December 12, 2013
When I think of Christmas, I think of second chances. The longer I live, the more I firmly believe in and rely on second chances. I think once you become a parent you don’t have a choice but to believe in giving second chances..and 3rd chances and 4th chances;) This story isn’t really a Christmas story, but it has a Christmas ending to it and it’s all about second chances.
When I was a kid. We had a dog named Benji. I grew up in rural idaho and we typically had a foot or two of snow on the ground each winter. Benji was an outside dog and he had a nice dog run about 50 feet from our front door. None of us kids liked feeding the dog in the winter or to be truthful, in the summer either (we still have a lot of collective guilt over this, but more on that another time).
One winter evening during my early teenage years we had finished dinner and it was time for me to go to scouts. I was then informed that it was my turn to feed the dog. Probably being late already, I was not happy. In reality, the whole thing would only require a few minutes of work and a slight amount of discomfort. But, being angry that I was being reminded to do it and especially to do it right now, I stomped on the front door with the dog food in one hand and pitcher of water in the other.
A bad decision
I quickly gave the dog his food and water and then made a bad decision. Without any trace of fore-thought or common sense, I launched the Tupperware water pitcher toward the house in a glorious and dramatic show of defiance. Or so I thought…
I then watched with a mix of anger, disbelief and horror as the pitcher crashed into a bedroom window and shattered the outer pane.
I then slowly walked back into the house not knowing whether to show how sheepish I felt or to still be angry. My mother was upset (of course, as she should have been) and my sheepishness quickly evaporated. We argued a little and then I stomped out again to get my bike and ride to scouts.
A great decision
Its the next part of the story that sticks most with me. Before I could wheel away my Mom came out and talked to me in a calm voice about what had happened and calmed me down and basically forgave me. Now, I have three kids of my own and to be honest I don’t know how she calmed down so quickly or had the ability to tell me it was OK after just a few minutes. But she did. Though I don’t remember exactly what she said I will never forget what she did. She let me know it was OK. Things would work out. She loved me and always would. Her message wasn’t really about breaking a window in anger, it was about life. She was telling me that its OK to mess up and that I could get a second chance or really as many chances as it would take for me to become what she knew I could become. It was about me being accepted and loved for who I was, angry-window-breaking flaws and all. It was about me being given a second chance to be better next time.
I don’t really remember what my consequences were for the broken window. I was probably grounded and had to pay for the window to be replaced (or least I was threatened to have to pay for it). Isn’t it interesting that I remember what my mom did and not what my consequences were? I’m sure there are more than a few parenting lessons in that.

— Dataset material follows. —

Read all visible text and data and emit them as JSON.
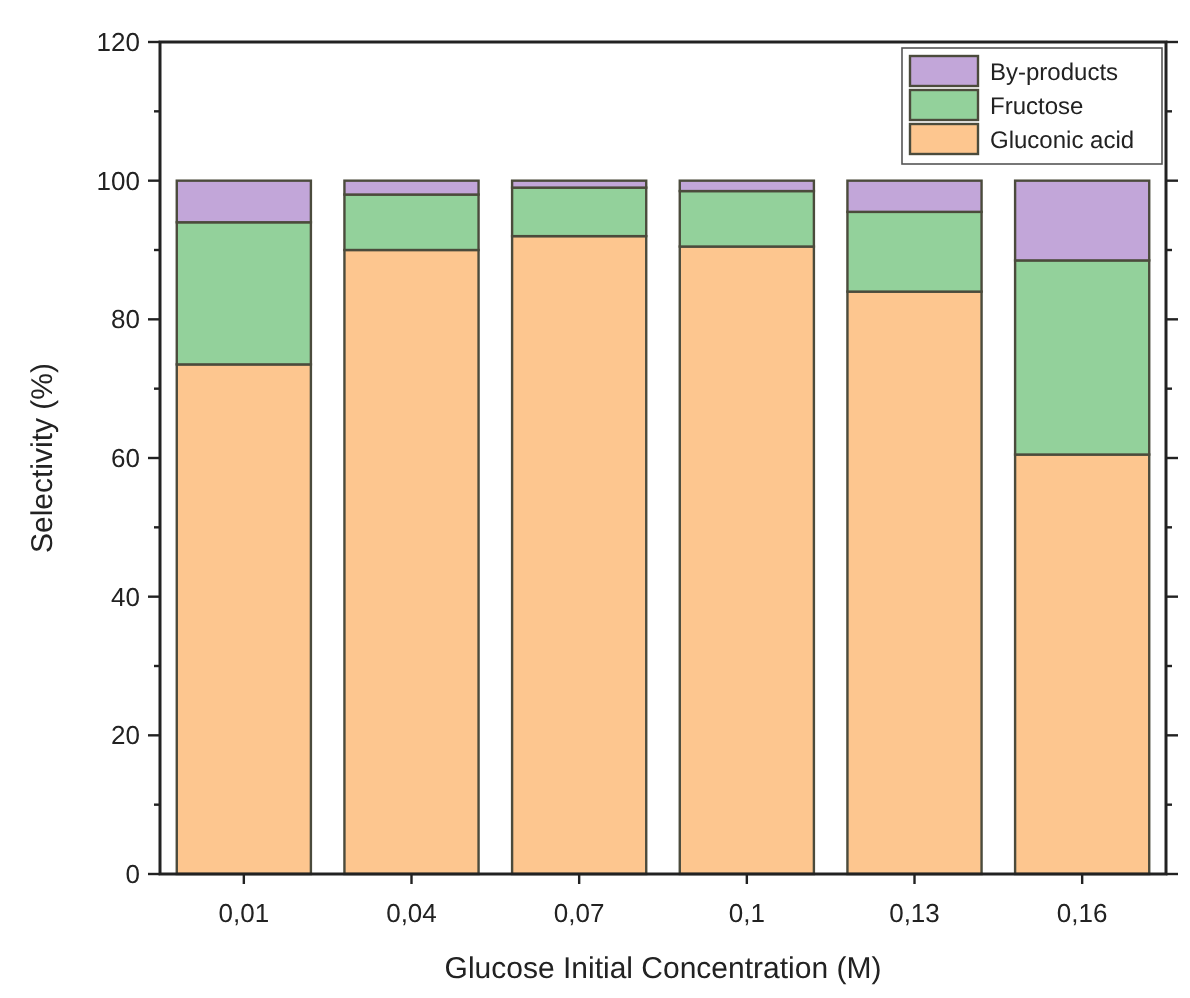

No this post isn’t really about science or about education, but it is about teaching. And whether you’re teaching in a classroom or in the family room, I believe that kids deserve second chances. Sure we need to teach the importance of being responsible and meeting deadlines and working to achieve something, but at the same time kids/students need some leeway to mess up. And they need to be able to mess up safely. The culture and systems of accountability we set up in our homes and classrooms will teach these adults-in-embryo a lot about life and choices. But hopefully we as teachers in these young people’s lives will teach them the most by how we respond when they do make bad decisions.
The Christmas Part
OK, now for the Christmas part. This time of year most of the world seems to pause momentarily at Christmas time as we celebrate the birth of Jesus. No matter what your religious beliefs are, history records that Jesus was a real person who repeatedly taught about second chances. From my reading of his life, He seemed to be constantly finding ways to let others know that there was hope–that there was a way to mess up and still have things turn out OK–that there was a way to get a second chance. My belief is that He lived and died to provide us all a with that reset button in our lives. And luckily we can push it over and over.
Even if you don’t celebrate Christmas in the Christian tradition, it seems it’s worth pausing for a moment to think about second chances. I think that giving other’s a second chance is as much a human thing as it’s a religious thing. We all mess up. We all sometimes respond in ways less than our best. At times, we all need others to to forgive us and we all need to forgive others.
It’s just so ironic that life has handed me a plate of justice and I end up with a kid or two that’s just like me. I can just hear my parents snickering about that one (and isn’t that what they hoped would happen to me someday!). So my advice to myself (and I guess to you), is that when my kid breaks a window (or something equally infuriating), take a deep breath. Pause for a moment. Collect yourself and remember that moment years ago when you were patiently and lovingly given another chance.